AUD/USD could still revisit the highs – RBC CM

Elsa Lignos, Research Analyst at RBC Capital Markets, notes that the AUD is the second-best performing currency in H2 so far, just behind NOK.

Key Quotes

“Since last month, the AU-US 2yr swap has stabilized (AU 2yr swaps are up ~10-11bps, outperforming US 2yr swaps which are up just 2bps) though OIS markets are still priced for a 50/50 chance of a cut by Q1. But as we argued last month, that matters less as AUD has seemingly decoupled from rate dynamics. This is not specific to AUD – we are seeing the same thing in NZD for example. But it reinforces our view that AUD/USD could still revisit the highs.
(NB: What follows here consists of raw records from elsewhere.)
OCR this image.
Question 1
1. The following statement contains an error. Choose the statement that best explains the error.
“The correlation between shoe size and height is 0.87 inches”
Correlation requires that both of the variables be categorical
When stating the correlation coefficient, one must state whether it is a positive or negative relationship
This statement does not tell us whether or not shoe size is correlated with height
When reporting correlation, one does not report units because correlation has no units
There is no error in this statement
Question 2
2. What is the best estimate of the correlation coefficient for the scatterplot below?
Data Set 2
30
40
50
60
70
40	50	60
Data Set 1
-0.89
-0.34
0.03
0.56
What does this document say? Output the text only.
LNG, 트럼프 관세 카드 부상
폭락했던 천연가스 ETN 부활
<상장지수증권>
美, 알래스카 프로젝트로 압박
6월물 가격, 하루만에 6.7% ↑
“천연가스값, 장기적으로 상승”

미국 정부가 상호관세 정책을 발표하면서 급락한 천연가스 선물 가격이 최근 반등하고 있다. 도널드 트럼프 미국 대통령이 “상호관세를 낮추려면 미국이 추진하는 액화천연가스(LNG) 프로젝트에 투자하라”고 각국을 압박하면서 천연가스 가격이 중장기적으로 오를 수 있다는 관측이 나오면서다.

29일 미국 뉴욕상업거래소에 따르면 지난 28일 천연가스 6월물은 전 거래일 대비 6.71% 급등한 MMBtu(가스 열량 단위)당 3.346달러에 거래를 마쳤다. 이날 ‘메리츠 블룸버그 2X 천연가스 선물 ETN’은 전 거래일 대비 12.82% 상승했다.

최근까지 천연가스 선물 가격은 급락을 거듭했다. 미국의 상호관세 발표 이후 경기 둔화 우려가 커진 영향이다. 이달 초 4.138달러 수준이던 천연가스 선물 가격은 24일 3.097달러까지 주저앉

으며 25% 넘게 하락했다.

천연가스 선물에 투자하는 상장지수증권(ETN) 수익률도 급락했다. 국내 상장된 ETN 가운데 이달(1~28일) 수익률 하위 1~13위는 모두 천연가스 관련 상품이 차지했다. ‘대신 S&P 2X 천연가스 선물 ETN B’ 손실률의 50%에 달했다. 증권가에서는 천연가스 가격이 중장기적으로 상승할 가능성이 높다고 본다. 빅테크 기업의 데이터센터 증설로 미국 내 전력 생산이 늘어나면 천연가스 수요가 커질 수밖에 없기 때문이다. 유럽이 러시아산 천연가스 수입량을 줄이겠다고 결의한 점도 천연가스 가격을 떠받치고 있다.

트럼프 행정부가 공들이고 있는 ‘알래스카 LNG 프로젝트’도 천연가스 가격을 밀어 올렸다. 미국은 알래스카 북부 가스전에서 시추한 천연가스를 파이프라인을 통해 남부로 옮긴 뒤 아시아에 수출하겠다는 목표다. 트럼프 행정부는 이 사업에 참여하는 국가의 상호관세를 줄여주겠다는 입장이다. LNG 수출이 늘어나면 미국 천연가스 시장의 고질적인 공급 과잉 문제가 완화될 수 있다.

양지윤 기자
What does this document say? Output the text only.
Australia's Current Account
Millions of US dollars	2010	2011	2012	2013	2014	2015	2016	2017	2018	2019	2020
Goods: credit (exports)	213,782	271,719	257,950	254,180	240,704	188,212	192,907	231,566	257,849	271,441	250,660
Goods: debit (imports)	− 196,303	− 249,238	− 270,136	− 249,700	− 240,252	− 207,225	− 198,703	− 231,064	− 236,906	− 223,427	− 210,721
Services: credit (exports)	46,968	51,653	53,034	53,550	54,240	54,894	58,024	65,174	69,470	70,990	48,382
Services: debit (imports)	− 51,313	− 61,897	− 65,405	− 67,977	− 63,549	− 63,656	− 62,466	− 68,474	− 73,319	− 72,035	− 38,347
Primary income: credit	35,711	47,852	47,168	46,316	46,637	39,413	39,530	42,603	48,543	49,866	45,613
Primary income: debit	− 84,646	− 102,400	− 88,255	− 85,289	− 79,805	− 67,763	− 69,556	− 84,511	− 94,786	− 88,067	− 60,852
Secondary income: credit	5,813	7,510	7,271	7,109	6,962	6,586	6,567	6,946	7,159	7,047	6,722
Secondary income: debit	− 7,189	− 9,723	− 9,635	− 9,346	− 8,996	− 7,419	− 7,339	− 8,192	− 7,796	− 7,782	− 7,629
Lowe’s first meeting as Governor ended with an unchanged rate decision as expected, though the tone was a little more downbeat – both on the external front (“growth in global industrial production and trade remains subdued”; “the underlying pace of growth in China has been moderating”) and the domestic (“household consumption has been growing at a reasonable pace, but appears to have slowed a little recently”). Our AU economists have been forecasting below trend household consumption for some time, on the back of tepid wage growth, high levels of household debt and a patchy labour market. But firming commodity prices and concerns over financial stability are likely to keep the RBA on the sidelines for now. That leaves AU as the second highest-yielder in G10 (cash rate at 1.50%), supported by the G10 carry trade.

Technically, AUD/USD has been threatening to break the very long-term falling trendline dating back to early 2013. Its attempts in late September/early October have so far not held up, but we still look for a break higher. That trendline comes in around 0.7650 right now, with resistance at 0.7756 and 0.7835 and support at 0.7442 and 0.7145.
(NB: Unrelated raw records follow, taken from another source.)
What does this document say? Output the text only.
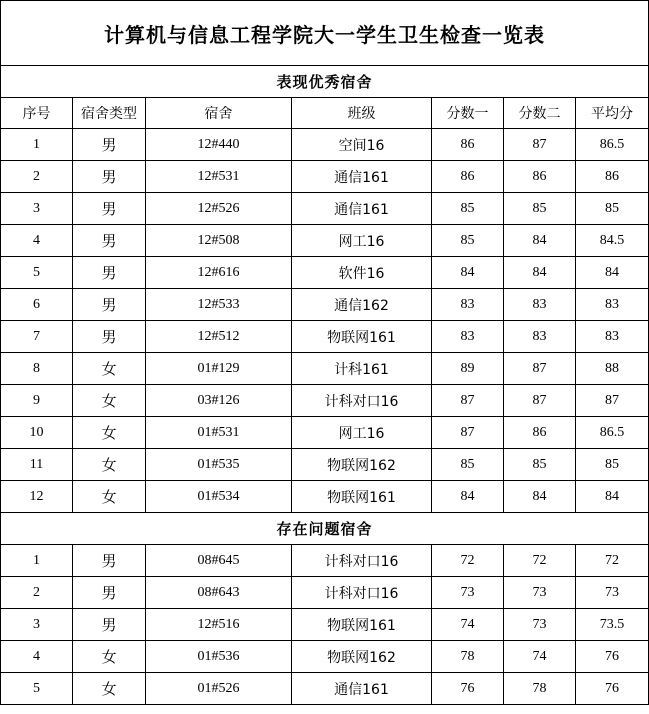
计算机与信息工程学院大一学生卫生检查一览表						
表现优秀宿舍						
序号	宿舍类型	宿舍	班级	分数一	分数二	平均分
1	男	12#440	空间16	86	87	86.5
2	男	12#531	通信161	86	86	86
3	男	12#526	通信161	85	85	85
4	男	12#508	网工16	85	84	84.5
5	男	12#616	软件16	84	84	84
6	男	12#533	通信162	83	83	83
7	男	12#512	物联网161	83	83	83
8	女	01#129	计科161	89	87	88
9	女	03#126	计科对口16	87	87	87
10	女	01#531	网工16	87	86	86.5
11	女	01#535	物联网162	85	85	85
12	女	01#534	物联网161	84	84	84
存在问题宿舍						
1	男	08#645	计科对口16	72	72	72
2	男	08#643	计科对口16	73	73	73
3	男	12#516	物联网161	74	73	73.5
4	女	01#536	物联网162	78	74	76
5	女	01#526	通信161	76	78	76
6-12 Month Outlook – Underperformer

Longer-term, the balance of risks remains to the downside, but ongoing demand for yield should limit this to fluctuations within the recent range. The need for fiscal consolidation over the longer-term is consistent with our AU rates strategists’ view that the RBA will need to do more of the work in supporting growth (we look for another rate cut in 2017 taking the cash rate down to a historic low of 1.25%). In real trade-weighted terms, AUD is still some 10% above its long-term average and the impact of previous weakness on economic activity has been limited. Our long-term forecasts are unchanged this month.”